THE VISITS OF OBAMA AND QUEEN ELIZABETH TO IRELAND BRING INTO QUESTION THAT WORD, REPEATED FOR SELF-HYPNOSIS, WHICH NONETHELESS FALLS INTO THE VOID.
BY JOHN WATERS
Perhaps we talk so much about "hope" because we are not permitted to speak of its true nature?
Last month, two distinguished foreign heads of state came to my country and were feted with great enthusiasm. There was much talk of "hope" in their wake. One was the U.S. President, Barack Obama; the other, making her first visit to the Republic of Ireland, was Queen Elizabeth of England.
They summoned up two entirely different histories and relationships: Ireland's interaction with England, though recently cordial, is a long, traumatic story; whereas that between us and the U.S. has always been characterized by deep bonds of affection.
There was much talk, throughout and after the visits, about hope. And yet, nothing concrete changed as a result.

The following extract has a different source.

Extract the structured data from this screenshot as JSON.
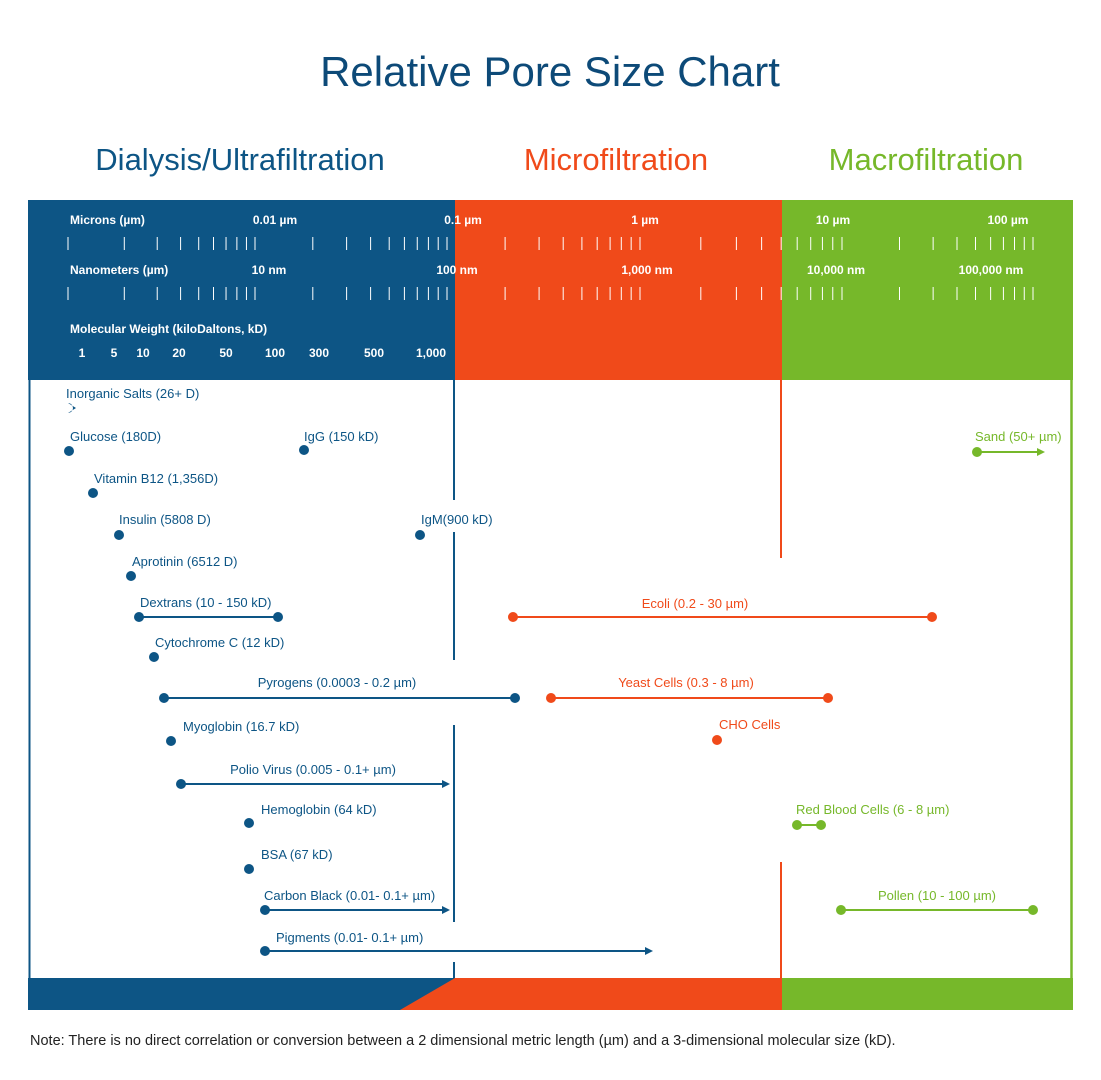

Queen Elizabeth did not refer to Ireland's prevailing economic difficulties at all and Obama confined himself to generalized bluster implying that the U.S. would not leave us swinging in the wind.
Of course, nobody expected the U.S. government to do anything for us and, in a more general sense, it was obvious that the chances of an unexpected "encounter" taking place over the course of these visits–as happened, for example, in Pope Benedict's visit to Britain last year–was remote, because the meaning of every possible gesture or word was already scripted by those who described to us, moment by moment, what the visits signified.
We use the word "hope" a lot nowadays, probably far more than it was ever used before. And it is difficult to avoid the thought that we do this because, at a public level, we are no longer allowed to think much about what "hope" really means, or where it comes from.
Once, the human hoping of my people was generated from a consciousness of the workings of Providence, from the promises of Christ and the evidence of divine oversight of human lives. Now, one might imagine that our hopes emanate from no more than a sentimentality generated by a process of self-suggestion. Hope, one might think, is something germinated in chance and random possibility. We repeat the word "hope" and, by a kind of self-hypnosis, seem to imagine the phenomenon manifesting itself in front of our eyes.
This is worrying, but perhaps it merely masks something that our cultures no longer wish to acknowledge. Maybe what we need to consider is the extent to which modern cultures have become adept at giving public expression to human desires in ways that studiously avoid reference to their true natures.
Perhaps, deeper down, the quality of our hoping has not changed.
Benedict XVI wrote in Spe Salvi that the distinguishing mark of Christians is that they know they have a future. They may not know the details of what awaits them, "but they know in general terms that their life will not end in emptiness."
Perhaps this is the true nature of the euphoria that greeted our distinguished visitors. But, if so, this is now the hope that dare not speak its name.